San Cristobal de las Casas
The streets smell of roasting coffee, grown by the coöps in the surrounding hills. I also smell chocolate and bread from the panaderias. There are punks on bikes - real bikes, not rusting Mexican style ones. Restaurants advertise vegetarian and vegan food. Colourful gnomes and greyed hippies sit in the streets.
There are anarchist and squatting symbols painted on the walls. If you wear an anarchist patch in Edinburgh it is ignored. Here, the town was actually captured by rebels. I don’t think it would be a good idea to cycle past the army base they built down the road on my own with Zapatista colours. There are armed police and soldiers around, which is a nice reminder of what is possible. The government is wary.
There are at least two places here devoted to permaculture, with a vegan community.
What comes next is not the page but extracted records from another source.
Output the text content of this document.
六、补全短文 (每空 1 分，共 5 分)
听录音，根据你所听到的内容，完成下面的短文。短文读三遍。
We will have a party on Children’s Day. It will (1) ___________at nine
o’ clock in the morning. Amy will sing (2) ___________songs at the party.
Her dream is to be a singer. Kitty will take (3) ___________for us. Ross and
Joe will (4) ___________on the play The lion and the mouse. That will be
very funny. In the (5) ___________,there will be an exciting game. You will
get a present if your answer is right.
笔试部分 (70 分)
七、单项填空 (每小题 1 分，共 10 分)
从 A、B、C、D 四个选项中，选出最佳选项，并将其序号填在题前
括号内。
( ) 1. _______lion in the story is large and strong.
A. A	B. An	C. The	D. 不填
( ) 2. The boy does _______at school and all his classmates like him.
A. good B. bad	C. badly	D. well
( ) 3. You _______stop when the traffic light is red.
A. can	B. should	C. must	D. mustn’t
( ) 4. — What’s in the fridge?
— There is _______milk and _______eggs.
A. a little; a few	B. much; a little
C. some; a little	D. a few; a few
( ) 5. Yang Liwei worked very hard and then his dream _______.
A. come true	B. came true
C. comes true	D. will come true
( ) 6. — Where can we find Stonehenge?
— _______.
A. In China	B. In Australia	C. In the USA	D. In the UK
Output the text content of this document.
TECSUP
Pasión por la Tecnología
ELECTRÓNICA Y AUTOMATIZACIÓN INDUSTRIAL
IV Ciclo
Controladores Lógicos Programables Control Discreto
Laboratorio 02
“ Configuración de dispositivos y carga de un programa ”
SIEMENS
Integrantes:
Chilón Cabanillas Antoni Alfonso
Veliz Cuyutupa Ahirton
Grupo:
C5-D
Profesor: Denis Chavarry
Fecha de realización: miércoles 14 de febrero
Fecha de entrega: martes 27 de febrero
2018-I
Until recently there was a community bike workshop.
I wandered into the yard of some casa, following the sound of a woman singing reggae. There was a guy contact juggling, and silks hanging from a frame. The smoke was the pleasant smelling kind - not tobacco. A menu on the wall listed hummus and verduras.
I wandered on aimlessly, and reached a cafe. Now I’m drinking tea that tastes of the earth where it came from.
Mexico is sick and makes me feel sick. The world is sick. San Cristobal is a hill station for the recovery of humanity.